Das Ruhrgebiet: Potenzial zur neuen Startup-Hochburg?

Das Ruhrgebiet: Potenzial zur neuen Startup-Hochburg?

Wenn man bisher an die besten Standorte für Startups dachte, dann fielen einem sofort Städte wie Berlin und Hamburg oder auch Köln und Düsseldorf ein. Die Szene dort boomt und die infrastrukturellen Voraussetzungen sind perfekt. Doch die Metropolen bekommen Konkurrenz: Das Ruhrgebiet ist aktuell groß im Kommen, was die Gründerszene betrifft.

Deutsche Startups beschäftigt sich in einem Artikel mit genau diesem Thema und liefert überzeugende Fakten für das Ruhrgebiet. Auch wenn die Hemmschwelle in Städten wie Essen, Bochum oder Dortmund zu gründen noch hoch ist, finden Gründer dort ideale Voraussetzung. Die Infrastruktur kann locker mit Hamburg oder Berlin mithalten, die ökonomischen und kulturellen Angebote sind in den letzten Jahren stark gewachsen – Essen beispielsweise war die Kulturhauptstadt 2010 – und, vielleicht mit eines der wichtigsten Argumente für junge Startups, die Mieten im Ruhrgebiet sind noch bezahlbar. Außerdem gehört Nordrhein- Westfalen zu den fünf jüngsten Bundesländern: Das Durchschnittsalter liegt bei gerade einmal 43,3 Jahren – beste Bedingungen also, um ein junges und motiviertes Team auf die Beine zu stellen.

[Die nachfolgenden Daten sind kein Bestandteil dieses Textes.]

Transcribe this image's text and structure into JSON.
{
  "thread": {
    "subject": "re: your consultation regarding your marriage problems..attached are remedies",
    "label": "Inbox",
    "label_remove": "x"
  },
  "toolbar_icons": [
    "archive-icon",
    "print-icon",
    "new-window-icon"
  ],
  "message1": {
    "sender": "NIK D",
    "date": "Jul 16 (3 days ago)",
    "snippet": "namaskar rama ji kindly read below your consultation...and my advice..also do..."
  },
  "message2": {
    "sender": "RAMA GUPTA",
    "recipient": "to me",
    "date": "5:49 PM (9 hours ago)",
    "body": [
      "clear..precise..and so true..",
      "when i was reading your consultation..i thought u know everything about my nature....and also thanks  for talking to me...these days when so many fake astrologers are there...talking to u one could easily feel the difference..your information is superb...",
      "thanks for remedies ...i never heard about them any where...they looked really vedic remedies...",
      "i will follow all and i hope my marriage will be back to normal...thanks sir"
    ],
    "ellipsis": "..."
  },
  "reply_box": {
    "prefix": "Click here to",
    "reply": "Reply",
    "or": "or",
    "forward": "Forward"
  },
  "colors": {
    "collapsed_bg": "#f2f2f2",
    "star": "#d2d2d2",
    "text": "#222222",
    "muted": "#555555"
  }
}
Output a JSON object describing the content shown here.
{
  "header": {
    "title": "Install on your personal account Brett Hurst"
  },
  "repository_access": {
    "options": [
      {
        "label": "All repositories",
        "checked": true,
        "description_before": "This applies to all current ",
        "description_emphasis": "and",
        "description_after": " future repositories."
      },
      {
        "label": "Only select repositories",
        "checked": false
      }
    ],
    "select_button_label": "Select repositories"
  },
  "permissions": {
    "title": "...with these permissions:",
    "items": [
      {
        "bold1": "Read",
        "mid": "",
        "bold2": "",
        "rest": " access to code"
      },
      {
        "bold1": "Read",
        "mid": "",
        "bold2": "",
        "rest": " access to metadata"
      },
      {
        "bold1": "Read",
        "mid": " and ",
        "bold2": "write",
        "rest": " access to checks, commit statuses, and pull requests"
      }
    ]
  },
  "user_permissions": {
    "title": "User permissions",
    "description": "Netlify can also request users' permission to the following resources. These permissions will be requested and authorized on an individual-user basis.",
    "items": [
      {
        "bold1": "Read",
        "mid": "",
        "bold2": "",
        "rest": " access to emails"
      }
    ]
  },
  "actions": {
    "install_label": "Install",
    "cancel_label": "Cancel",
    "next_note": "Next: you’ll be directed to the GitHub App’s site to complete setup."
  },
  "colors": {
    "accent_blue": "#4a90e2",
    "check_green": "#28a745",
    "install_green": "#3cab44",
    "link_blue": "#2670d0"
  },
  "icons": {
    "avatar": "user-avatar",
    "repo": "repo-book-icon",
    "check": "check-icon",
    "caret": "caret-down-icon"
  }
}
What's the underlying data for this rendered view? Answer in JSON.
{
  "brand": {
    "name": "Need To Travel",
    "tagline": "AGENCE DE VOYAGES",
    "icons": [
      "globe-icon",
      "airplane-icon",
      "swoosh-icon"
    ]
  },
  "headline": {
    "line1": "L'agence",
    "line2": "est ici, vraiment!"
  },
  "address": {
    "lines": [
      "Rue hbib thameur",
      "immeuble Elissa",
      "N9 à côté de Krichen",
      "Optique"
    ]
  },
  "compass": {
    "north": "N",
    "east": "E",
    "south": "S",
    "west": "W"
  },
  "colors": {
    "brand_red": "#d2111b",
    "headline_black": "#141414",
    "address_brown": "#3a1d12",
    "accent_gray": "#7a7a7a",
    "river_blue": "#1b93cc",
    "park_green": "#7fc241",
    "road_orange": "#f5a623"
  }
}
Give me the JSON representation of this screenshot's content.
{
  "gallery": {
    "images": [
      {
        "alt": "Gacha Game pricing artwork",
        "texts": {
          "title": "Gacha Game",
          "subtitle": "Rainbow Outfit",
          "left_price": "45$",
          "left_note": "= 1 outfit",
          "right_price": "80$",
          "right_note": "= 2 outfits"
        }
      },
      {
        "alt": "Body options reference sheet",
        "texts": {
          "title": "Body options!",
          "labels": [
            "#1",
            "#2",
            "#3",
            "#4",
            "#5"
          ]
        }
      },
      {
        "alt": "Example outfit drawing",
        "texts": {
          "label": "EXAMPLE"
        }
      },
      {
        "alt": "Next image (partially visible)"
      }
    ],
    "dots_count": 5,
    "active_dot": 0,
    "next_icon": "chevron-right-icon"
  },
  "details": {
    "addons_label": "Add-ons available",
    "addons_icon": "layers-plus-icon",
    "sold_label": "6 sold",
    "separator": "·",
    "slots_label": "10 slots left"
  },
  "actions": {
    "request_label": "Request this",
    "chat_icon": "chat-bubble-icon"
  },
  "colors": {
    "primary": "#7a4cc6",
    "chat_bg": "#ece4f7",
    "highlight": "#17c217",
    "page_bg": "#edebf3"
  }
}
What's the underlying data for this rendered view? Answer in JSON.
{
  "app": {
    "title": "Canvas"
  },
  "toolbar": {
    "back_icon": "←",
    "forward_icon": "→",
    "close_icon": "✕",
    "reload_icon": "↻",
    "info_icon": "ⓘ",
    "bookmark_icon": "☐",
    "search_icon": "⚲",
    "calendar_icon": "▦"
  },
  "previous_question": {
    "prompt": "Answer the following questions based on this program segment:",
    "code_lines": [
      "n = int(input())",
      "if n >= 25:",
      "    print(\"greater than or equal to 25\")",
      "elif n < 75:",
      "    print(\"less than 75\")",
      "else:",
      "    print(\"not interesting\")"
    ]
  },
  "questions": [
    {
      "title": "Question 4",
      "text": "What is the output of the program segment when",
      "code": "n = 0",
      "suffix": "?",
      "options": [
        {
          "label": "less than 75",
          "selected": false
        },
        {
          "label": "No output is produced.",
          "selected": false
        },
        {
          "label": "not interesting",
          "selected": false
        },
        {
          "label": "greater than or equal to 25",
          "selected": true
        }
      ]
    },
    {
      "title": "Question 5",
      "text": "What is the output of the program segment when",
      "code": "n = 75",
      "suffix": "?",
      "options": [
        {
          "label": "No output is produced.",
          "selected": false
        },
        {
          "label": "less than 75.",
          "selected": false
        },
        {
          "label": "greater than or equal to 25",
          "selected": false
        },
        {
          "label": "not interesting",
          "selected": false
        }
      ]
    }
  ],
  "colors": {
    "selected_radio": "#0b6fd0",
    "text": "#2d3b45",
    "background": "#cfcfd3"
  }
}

Zusätzlich gehören zum Ruhrgebiet zwei der größten Universitäten in Nordrhein-Westafeln: An der Uni Duisburg-Essen und der Ruhr-Uni Bochum studieren insgesamt circa 72.500 junge Menschen, von denen viele schon während des Studiums ein Startup gründen. Unterstützt wird dies durch verschiedene Programme der Universitäten, wie beispielsweise das startUP Büro an der Essener Fakultät oder das Entrepreneurship-Zentrum der Uni Witten/Herdecke. Auch die Business Angels Agentur Ruhr bieten regelmäßige Veranstaltungen an, auf denen Gründer ihre Idee vorstellen und Business Angels für sich gewinnen können. So wird schon früh die Startup-Szene gefördert und es werden beste Bedingungen für junge Existenzneulinge geschaffen.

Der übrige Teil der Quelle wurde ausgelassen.